The definition above does little to clarify what gamification means in an educational setting. At it’s core, gamification in education is a strategy of encouraging learning using game techniques to promote participation.

However, gamification doesn’t actually require that pupils play games, video based or otherwise (though gamification is most effective when they are).

Typically, when applied in the educational sector, there are four core situations in which gamification would be relevant and useful:

  • If you have disengaged students and want to restructure academic content in a more attractive package
  • In order to encourage logical, critical and strategic reasoning
  • To motivate and engage students
  • When you need to create a resource that offers equal support for students who are struggling as well as students who are excelling

What makes gamification even more appealing is the fact that there are so many online tools out there that make this process easy, fast and, in some cases, free.

Take ClassCraft – this platform allows students to work in teams in order to thrive in an online fantasy based world, allowing for instant gratification through ‘levelling up’ and providing extra points for students who help other students.

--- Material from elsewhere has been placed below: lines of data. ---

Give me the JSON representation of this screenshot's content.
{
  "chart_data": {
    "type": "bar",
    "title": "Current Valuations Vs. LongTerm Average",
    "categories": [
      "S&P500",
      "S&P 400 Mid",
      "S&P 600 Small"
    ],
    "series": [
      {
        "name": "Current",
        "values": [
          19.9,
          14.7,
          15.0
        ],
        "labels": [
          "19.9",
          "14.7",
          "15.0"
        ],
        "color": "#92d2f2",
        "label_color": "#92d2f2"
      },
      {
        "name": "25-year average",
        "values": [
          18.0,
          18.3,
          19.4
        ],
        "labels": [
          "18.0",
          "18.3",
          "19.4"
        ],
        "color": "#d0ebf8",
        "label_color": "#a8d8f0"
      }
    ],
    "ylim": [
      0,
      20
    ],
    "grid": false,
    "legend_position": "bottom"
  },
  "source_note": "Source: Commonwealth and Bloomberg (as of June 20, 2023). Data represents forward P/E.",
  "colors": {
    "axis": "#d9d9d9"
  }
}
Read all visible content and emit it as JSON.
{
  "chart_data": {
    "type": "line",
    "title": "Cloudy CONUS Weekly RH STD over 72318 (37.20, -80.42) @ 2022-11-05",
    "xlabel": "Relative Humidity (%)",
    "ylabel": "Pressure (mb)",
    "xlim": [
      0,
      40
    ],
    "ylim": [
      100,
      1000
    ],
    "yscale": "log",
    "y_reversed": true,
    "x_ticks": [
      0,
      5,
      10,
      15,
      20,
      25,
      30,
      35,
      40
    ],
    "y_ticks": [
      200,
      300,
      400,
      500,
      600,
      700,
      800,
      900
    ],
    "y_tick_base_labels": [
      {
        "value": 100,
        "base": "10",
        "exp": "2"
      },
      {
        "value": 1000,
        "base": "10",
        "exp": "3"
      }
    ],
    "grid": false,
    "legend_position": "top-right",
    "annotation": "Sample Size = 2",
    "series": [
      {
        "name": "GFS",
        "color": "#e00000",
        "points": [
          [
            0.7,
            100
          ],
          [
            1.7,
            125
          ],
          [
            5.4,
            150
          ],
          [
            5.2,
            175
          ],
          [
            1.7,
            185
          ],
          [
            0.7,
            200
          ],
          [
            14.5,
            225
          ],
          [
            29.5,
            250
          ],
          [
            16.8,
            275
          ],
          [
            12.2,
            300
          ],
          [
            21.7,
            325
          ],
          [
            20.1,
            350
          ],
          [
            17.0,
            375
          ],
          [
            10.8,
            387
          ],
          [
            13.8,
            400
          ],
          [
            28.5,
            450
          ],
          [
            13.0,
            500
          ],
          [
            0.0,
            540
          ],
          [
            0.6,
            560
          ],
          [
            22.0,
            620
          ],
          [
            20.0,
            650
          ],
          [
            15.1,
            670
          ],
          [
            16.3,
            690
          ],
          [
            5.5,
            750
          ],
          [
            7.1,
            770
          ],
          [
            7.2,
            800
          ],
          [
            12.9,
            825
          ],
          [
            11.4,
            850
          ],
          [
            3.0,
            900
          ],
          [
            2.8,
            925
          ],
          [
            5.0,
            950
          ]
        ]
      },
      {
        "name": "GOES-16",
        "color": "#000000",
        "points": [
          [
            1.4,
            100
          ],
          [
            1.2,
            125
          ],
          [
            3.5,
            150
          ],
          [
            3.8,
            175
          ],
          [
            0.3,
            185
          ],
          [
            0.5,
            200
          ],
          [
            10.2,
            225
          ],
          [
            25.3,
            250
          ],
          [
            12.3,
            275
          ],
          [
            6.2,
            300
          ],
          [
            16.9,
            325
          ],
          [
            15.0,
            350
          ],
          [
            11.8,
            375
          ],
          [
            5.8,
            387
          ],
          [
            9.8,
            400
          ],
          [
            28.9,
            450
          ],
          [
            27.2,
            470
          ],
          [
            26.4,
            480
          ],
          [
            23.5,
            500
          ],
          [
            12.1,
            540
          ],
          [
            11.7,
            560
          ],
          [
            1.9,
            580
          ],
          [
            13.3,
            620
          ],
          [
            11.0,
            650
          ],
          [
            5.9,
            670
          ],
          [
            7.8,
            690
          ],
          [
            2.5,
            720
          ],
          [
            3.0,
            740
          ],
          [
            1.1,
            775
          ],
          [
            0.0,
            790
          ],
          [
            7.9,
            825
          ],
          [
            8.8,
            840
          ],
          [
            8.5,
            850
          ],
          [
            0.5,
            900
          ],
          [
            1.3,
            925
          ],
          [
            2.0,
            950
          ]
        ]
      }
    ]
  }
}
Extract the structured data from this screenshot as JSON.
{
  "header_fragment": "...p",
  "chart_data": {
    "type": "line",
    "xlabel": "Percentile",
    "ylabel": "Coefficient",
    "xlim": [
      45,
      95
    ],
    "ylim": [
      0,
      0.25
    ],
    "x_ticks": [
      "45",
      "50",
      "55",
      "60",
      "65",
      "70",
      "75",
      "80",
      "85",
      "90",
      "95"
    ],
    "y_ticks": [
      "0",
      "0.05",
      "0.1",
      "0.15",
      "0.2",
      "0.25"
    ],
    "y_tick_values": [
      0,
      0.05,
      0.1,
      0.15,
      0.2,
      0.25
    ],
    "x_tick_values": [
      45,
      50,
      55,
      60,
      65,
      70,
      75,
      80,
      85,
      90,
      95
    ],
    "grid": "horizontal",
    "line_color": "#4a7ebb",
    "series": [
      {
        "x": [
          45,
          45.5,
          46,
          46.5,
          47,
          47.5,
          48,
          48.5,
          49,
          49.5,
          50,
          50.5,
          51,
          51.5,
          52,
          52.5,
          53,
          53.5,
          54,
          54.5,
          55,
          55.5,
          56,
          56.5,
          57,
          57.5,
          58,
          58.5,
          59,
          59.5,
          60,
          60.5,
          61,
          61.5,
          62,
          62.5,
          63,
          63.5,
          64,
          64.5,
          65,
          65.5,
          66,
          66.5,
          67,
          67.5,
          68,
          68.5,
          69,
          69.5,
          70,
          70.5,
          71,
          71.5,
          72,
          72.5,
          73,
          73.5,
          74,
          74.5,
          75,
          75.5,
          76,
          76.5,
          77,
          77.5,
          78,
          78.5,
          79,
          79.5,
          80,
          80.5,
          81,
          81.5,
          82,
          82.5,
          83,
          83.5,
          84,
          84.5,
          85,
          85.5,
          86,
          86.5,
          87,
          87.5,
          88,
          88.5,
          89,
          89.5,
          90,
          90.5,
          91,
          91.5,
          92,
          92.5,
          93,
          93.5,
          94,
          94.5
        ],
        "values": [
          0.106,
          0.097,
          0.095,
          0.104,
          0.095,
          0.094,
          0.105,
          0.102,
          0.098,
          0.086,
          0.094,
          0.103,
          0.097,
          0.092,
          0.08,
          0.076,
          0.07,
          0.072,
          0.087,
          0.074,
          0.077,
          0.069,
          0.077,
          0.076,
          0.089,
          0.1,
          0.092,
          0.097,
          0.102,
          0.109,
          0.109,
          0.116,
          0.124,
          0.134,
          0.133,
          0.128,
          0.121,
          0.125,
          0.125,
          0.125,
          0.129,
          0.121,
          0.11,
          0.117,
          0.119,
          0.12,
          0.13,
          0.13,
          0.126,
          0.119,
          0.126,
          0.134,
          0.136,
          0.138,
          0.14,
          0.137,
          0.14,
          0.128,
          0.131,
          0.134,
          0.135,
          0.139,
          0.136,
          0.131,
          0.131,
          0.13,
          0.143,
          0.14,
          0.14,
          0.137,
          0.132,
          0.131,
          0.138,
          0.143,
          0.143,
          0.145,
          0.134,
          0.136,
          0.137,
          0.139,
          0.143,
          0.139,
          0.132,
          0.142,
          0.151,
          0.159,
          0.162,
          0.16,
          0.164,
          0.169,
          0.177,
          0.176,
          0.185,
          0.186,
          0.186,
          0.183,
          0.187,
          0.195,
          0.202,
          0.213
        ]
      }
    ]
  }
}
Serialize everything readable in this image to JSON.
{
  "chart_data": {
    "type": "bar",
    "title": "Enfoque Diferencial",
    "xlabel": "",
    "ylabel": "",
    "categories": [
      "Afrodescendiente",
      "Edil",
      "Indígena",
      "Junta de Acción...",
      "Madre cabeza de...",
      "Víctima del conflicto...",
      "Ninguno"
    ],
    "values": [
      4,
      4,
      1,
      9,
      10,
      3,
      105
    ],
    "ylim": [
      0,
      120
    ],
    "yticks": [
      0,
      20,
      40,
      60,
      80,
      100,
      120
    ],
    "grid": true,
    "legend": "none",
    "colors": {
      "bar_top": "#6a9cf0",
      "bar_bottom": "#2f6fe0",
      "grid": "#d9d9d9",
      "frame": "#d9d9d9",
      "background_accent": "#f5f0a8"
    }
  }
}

This epitomises the defining difference between game-based learning and gamification – ClassCraft relies on external elements, around which a virtual gaming world is built.

Game-based learning

A type of game play that has defined learning outcomes. Generally, game-based learning is designed to balance subject matter with gameplay and the ability of the player to retain, and apply said subject matter to the real world.

Game-based learning is where games are employed to achieve a learning outcome. Whilst with gamification a non-game environment is involved, game-based learning is entirely about learning through playing the game itself, whether digital or otherwise.

This form of learning can date its roots all the way back to the 1970s, with games such as The Oregan Trail – a game that pioneered the way for learning through games. Today, a seemingly never-ending collection of websites are dedicated to providing free game-based learning. Here are a few games that you can try for yourself:

Fun Brain: more than 100 education games with gaming suited for all ages.

GoNoodle: designed to liven up the classroom; each so-called ‘Noodle Brian Break’ takes about five minutes, and can be played on tablet, desktop or interactive whiteboard.

Angle Asteroids: helps children pick up the mathematical concept of angles by allowing them to perfect their asteroid shoot (on iOS).

Time Tribe: brings history to life and allows players to skip forward and back in time, learning about different cultures along the way (on desktop).